Popularizing within the last decade, food trucks are rising in numbers all around the country. Food trucks have experienced extreme growth in the United States within the last decade, and ETSU college students are going to have the opportunity to partake in this new fad in the upcoming semester. Due to the D.P. Culp University Center construction, the only open dining location inside the Culp will be the Marketplace. For any other variety, students will have to find it on the streets.
Though many people complain about food trucks’ tendency for long lines, overpriced products, and an overly crowded atmosphere, I tend to think positively about their impact on a college campus. For a university as a whole, a constant goal of growth is to bring more people together, and while food trucks may not do this automatically, they have the potential to foster an atmosphere for more personal relationships.

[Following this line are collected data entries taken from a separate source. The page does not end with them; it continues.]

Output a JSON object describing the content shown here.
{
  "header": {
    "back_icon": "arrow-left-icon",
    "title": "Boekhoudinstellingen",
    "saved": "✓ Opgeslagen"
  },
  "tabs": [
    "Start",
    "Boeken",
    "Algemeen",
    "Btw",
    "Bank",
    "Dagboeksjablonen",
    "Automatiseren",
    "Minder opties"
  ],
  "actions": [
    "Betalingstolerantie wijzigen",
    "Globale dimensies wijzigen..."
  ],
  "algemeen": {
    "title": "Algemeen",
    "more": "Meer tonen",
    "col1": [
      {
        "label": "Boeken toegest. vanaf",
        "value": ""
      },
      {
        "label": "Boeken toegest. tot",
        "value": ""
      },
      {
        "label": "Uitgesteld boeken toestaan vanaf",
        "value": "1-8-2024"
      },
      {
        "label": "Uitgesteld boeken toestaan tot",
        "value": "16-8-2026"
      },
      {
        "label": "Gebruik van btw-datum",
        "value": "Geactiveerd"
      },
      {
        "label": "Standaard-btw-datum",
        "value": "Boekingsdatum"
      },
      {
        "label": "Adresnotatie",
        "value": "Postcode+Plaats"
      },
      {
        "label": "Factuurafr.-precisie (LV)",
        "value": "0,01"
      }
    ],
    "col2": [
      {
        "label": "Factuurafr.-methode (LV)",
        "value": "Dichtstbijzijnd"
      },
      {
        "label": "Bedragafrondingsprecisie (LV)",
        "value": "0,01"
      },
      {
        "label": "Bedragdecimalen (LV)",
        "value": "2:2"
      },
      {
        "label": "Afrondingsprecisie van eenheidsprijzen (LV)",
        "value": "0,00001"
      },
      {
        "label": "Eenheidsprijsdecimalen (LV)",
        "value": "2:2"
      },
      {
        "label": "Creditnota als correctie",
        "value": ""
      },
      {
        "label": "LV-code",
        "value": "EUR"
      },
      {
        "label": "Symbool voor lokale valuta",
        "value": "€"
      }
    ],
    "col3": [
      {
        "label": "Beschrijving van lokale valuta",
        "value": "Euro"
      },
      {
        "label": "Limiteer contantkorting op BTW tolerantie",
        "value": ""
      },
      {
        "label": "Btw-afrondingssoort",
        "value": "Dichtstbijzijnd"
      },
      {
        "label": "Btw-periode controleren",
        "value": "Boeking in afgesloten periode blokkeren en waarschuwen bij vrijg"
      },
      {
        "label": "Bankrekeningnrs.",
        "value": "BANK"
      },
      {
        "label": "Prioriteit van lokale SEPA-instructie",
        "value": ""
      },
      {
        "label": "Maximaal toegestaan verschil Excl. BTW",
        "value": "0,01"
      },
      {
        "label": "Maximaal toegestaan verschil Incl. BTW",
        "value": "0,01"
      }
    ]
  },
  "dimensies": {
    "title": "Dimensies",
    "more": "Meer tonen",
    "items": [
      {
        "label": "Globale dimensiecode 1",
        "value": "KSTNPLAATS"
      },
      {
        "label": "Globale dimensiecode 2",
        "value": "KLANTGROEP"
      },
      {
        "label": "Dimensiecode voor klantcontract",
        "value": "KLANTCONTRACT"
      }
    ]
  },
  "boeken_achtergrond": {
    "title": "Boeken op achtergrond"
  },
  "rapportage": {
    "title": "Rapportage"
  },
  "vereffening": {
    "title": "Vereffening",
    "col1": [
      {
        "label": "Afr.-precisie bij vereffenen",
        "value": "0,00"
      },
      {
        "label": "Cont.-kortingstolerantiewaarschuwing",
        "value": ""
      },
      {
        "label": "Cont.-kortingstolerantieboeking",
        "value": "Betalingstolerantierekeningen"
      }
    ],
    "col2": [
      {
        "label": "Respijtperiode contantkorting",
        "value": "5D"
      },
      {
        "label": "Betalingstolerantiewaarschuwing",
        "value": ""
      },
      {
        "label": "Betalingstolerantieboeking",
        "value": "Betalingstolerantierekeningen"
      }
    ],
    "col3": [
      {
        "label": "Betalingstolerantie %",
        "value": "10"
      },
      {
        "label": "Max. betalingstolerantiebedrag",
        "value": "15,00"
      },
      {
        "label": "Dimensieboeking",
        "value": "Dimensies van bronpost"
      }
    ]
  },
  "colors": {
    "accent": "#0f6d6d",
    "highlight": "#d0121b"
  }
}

In a restaurant setting in the United States, it is common to sit down at a table or bench set off away from others and only engage in brief conversation with the server about the food or drink one needs. On the other hand, food trucks provide an atmosphere different from typical restaurant etiquette. The same individual who takes the order could also prepare the food. Additionally, people are typically surrounded in a close proximity to others also waiting for their food, which could potentially contribute to a new social atmosphere.
While the cost still looms at hand for students with a limited budget, not all food trucks cost the same. Steak ‘n Shake (beside the library) will be a new addition to the usual food trucks seen parked on campus at the Farmers Market and others parked near campus. A Boars Head Hot Dog Cart will be adjacent to the Pride Walk, and a Buccaneer Food Trailer will be next to the Treehouse.
A chain restaurant typically costs less than a locally run food truck, but even if the local food trucks near campus cost a few dollars more, at least there’s satisfaction in supporting local businesses.
The main problem I can foresee arising on a college campus is the potential for more people to be late to classes and meetings because they misjudged how much time the line or preparation of food would take. Certainly, this will be a problem in the beginning, but students will soon learn to adjust.
Overall, I’m excited for this change coming to our college campus, and I hope you too find some happiness in this new step. In the long run, ETSU quite possibly has its hand in setting a new trend for college campuses across the country.